In his latest article for SecurityWeek, Mark Hatton talks about Marathon running and Security.
“Somewhere in the world someone is training when you are not. When you race him, he will win.” – Tom Fleming
As I’m writing this, runners from all around the world are gearing up to run what is sure to be a very special Boston Marathon this year. There is a type of dedication and preparation that is needed to endure such a grueling trek, and as this region hosts these thousands of athletes, it got me to thinking about analogies in the business world. As I looked at the dedication and forethought that these racers put in, I thought that many of the same principles apply in all other facets of life, including preparing an enterprise to thwart constant cyber-attacks.

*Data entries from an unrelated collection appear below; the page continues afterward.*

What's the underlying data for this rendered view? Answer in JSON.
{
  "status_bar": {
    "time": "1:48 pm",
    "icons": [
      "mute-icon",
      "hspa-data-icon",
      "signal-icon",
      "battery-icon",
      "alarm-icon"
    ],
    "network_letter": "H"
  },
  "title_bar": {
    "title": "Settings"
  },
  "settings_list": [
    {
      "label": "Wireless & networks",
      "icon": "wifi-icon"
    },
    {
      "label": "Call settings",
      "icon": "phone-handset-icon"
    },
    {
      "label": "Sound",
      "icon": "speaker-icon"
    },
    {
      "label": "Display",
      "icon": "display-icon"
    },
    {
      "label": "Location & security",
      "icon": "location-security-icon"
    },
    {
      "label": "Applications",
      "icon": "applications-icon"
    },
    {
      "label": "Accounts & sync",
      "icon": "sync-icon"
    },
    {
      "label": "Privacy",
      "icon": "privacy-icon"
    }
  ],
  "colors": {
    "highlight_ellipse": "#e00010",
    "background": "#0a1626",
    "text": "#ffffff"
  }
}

One of the most basic principles, yet probably most difficult to achieve both physically and mentally, is that there are no days off. Friends of mine who are running enthusiasts tell me time and again that running isn’t a sport; it’s a way of life. Having spent nearly my entire professional career in the security industry, I can also tell you with conviction that security isn’t something that is “nice to have” or a side project IT focuses on when they have the time and budget. Security is a 24 hour a day, 365 day a year proposition and if you fail to keep this standard of vigilance, you will pay the consequences. While runners may not pound the pavement every day, they are always thinking about next steps. How many miles tomorrow? What should I be eating today in order to be ready? In security, if you aren’t planning ahead you are falling behind. That is where the mental preparation becomes so important.
On the surface it probably seems as though running is pretty basic. Simply put on your sneakers and go. Serious runners will tell that in order to be successful when running any type of race, especially a marathon, you need a plan. You need to approach the race in different parts, plan for contingencies and be prepared to adjust your strategy based on the elements and your surroundings. How fast do I want to run the opening few miles? I have to be sure not to burn out too early. When do I eat, drink, and how much of each? What is the weather forecast? What should I wear so I am warm enough but don’t overheat. When you break it all down, it becomes far more complex than it first appeared. It’s the same with your approach to security. When do I install patches? When do I need to schedule a restart for an upgrade? Where do I position the majority of my resources? What areas of the business are most at risk? Again, it goes much deeper than it may appear from the outside.